I called the treaty farcical at the time due to its non binding nature. But, by virtue of my work, I have been able to personally witness the ambition of many governments world wide to abide by the treaty of their own volition. The treaty isn’t perfect, but it’s by far the best we’ve got.
Things admittedly look rather bleak right now. But there is cause for cautious hope.
First, Article 28 of the treaty stipulates that, once ratified, a country must remain in it for three years, after which notice must be given, with actual withdrawal taking another year. Officially, the US cannot exit the treaty until November 2020 at the earliest. This also happens to be when Trump will be up for re-election.
There is a risk that Trump could unilaterally exit the 1992 UN Framework Convention on Climate Change (UNFCCC) – upon which the Paris agreement is based. This process would only take one year. However, early reports seem to suggest this is not on the agenda.

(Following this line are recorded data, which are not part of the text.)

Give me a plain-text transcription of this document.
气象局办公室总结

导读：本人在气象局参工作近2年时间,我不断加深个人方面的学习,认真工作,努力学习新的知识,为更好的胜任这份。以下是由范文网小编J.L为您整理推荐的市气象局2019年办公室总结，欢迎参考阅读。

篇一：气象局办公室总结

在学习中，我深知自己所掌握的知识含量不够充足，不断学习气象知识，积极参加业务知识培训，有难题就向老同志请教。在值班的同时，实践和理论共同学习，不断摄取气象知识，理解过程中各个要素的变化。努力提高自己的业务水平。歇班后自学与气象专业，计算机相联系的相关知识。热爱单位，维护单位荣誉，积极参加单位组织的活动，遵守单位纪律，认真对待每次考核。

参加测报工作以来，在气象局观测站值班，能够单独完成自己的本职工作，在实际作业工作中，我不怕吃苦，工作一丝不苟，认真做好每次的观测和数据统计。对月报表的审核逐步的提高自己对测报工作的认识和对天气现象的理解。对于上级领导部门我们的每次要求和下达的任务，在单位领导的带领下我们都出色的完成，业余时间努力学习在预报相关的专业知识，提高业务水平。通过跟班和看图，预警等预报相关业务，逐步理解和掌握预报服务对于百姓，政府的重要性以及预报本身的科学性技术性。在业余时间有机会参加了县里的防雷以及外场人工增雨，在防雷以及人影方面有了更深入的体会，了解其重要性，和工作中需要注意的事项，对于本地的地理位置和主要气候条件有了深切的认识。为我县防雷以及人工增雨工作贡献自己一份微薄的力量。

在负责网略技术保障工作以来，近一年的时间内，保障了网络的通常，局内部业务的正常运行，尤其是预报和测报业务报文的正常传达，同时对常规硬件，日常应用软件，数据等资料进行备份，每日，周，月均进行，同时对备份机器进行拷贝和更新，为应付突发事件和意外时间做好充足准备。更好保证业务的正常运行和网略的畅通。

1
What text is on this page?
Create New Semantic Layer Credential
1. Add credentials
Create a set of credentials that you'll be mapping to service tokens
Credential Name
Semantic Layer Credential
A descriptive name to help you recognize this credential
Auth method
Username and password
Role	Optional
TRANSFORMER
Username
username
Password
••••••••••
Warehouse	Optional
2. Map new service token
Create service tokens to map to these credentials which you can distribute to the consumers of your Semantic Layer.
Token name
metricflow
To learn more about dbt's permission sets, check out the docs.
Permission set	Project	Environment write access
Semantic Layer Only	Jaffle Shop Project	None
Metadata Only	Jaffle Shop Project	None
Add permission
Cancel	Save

Trump, per a source, will follow the 4-yr rule to get out of Paris, meaning the US will leave on Nov 4, 2020.
Election Day 2020: Nov 3.
— Dan Merica (@danmericaCNN) June 1, 2017
What this means is that a Democrat victory in 2020 could see the US re-enter the treaty by 2021, presumably with a mandate to increase its commitments.
Second, the response of 82 mayors, in an open letter published on Thursday, is encouraging. Presently, the main risk is that nothing can stop Trump from rolling back implementative measures at the federal level. But the letter affirmed the Mayors’ commitments to “intensify efforts to meet each of our cities’ current climate goals, push for new action to meet the 1.5 degrees Celsius target, and work together to create a 21st century clean energy economy”.
California’s Governor, Jerry Brown, called Trump’s withdrawal a “misguided and insane course of action,” declaring his state “ready for battle.” The Governors of New York and Washington, Andrew Cuomo and Jay Inslee, together announced the creation of the United States Climate Alliance, “a coalition that will convene US states committed to upholding the Paris Climate Agreement and taking aggressive action on climate change.”
Mr Trump even got called out by Arnold Schwarzenegger:
There is massive potential – particularly in a federal system like the US – for cities and states to continue to do their part despite national policy changes. American activists can build on this letter of intent to grow a grassroots climate movement intent on opposing Trump’s anti-intellectual stance.
Of course, countering the emissions of the world leader in pollution per capita will require a redoubling of efforts from the international community. Which is why our third and final reason for cautious optimism is the most important.
A joint statement by French President Emmanuel Macron, German Chancellor Angela Merkel and Italian Prime Minister Paolo Gentiloni (with Theresa May a notable absence) called on world leaders to accelerate their efforts to fight climate change. The French and German leader even said that “Germany and France will grasp at new initiatives in order to ensure the climate agreement is a success”.
Canada, Brazil, Japan, New Zealand, Australia and many other countries all expressed their disappointment in Trump’s decision whilst reaffirming their own commitments to the treaty.
At this stage, these are obviously just words. But the groundwork has already been set for a concerted, global effort (with certain pockets of the US included) on climate action, despite Trump’s decision. If we all follow through, there is no reason to believe we can’t achieve what the treaty set out.